MEDIAS – L’ambassade des Etats-Unis invite le gouvernement à se concentrer sur la promotion de la transparence à l’occasion de la journée mondiale de la liberté de la presse

Antananarivo, 3 Mai, 9h35 – Les Etats-Unis estiment que « la transparence et la redevabilité du gouvernement sont essentielles pour une réponse efficace à la Covid-19 ». A l’occasion de la journée mondiale de la liberté de la presse et en cette période de pandémie, l’ambassade américaine à Madagascar appelle ainsi le gouvernement à « se concentrer sur la promotion de la transparence et à protection de la santé publique ».

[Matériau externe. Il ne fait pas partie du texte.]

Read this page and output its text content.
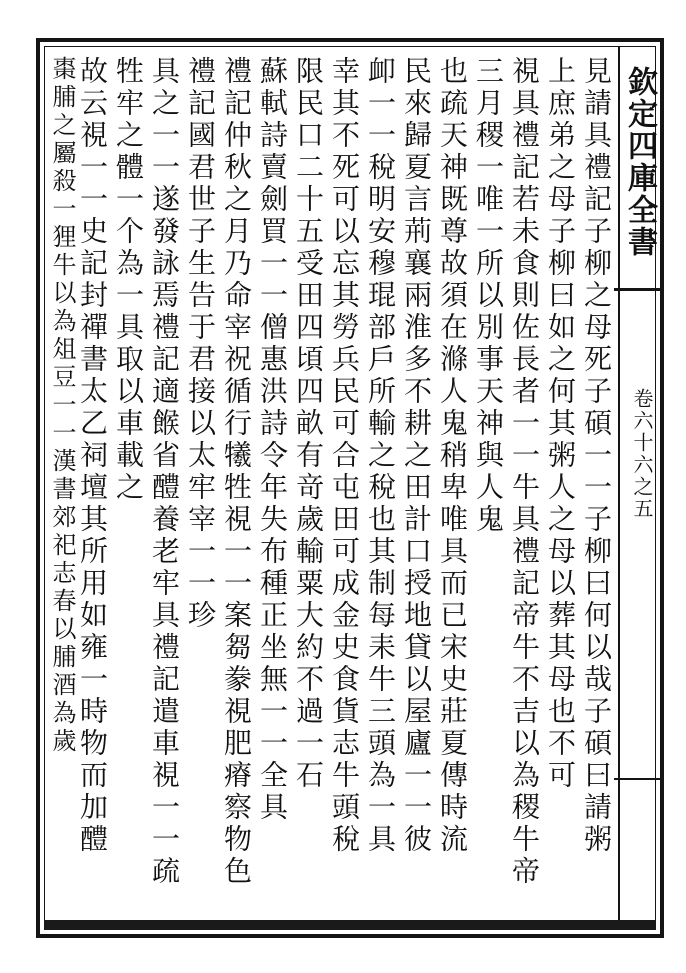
欽定四庫全書
卷六十六之五
見請具禮記子柳之母死子碩一一子柳曰何以哉子碩曰請粥
上庶弟之母子柳曰如之何其粥人之母以葬其母也不可
視具禮記若未食則佐長者一一牛具禮記帝牛不吉以為稷牛帝
三月稷一唯一所以別事天神與人鬼
也疏天神既尊故須在滌人鬼稍卑唯具而已宋史莊夏傳時流
民來歸夏言荊襄兩淮多不耕之田計口授地貸以屋廬一一彼
卹一一稅明安穆琨部戶所輸之稅也其制每耒牛三頭為一具
幸其不死可以忘其勞兵民可合屯田可成金史食貨志牛頭稅
限民口二十五受田四頃四畝有竒歲輸粟大約不過一石
蘇軾詩賣劍買一一僧惠洪詩令年失布種正坐無一一全具
禮記仲秋之月乃命宰祝循行犧牲視一一案芻豢視肥瘠察物色
禮記國君世子生告于君接以太牢宰一一珍
具之一一遂發詠焉禮記適餱省醴養老牢具禮記遣車視一一疏
牲牢之體一个為一具取以車載之
故云視一一史記封禪書太乙祠壇其所用如雍一時物而加醴
棗脯之屬殺一狸牛以為俎豆一一漢書郊祀志春以脯酒為歲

Elle regrette avoir observé « tout au long de la pandémie, des
gouvernements du monde entier imposer des déclarations et des lois d’urgence pour faire taire ou harceler les membres des médias, de la société civile, de l’opposition ou des groupes marginalisés ». Elle déplore également que des autorités utilisent les lois sur la diffamation pour restreindre le débat public, poursuivre les journalistes pour avoir critiqué les performances du gouvernement et faire pression sur les médias pour qu’ils s’autocensurent ».
Sur le dernier classement mondial de la liberté de la presse, Madagascar se trouvait à la 57ème place, soit un recul de trois places par rapport à son classement en 2020. Outre la forte politisation des médias locaux et l’influence des hommes d’affaires et des hommes politiques possédant des organes de presse sur les médias, le classement RSF de 2021 met l’accent sur « le tour de vis sur le débat public, avec l’interdiction des interventions en direct des auditeurs et l’obligation pour tous les médias audiovisuels privés de diffuser les émissions consacrées à la pandémie sur les antennes et les ondes des médias publics ». Ces dispositions sont considérées par RSF comme mettant à mal la situation de la liberté de la presse et limitant l’accès à une information neutre et indépendante.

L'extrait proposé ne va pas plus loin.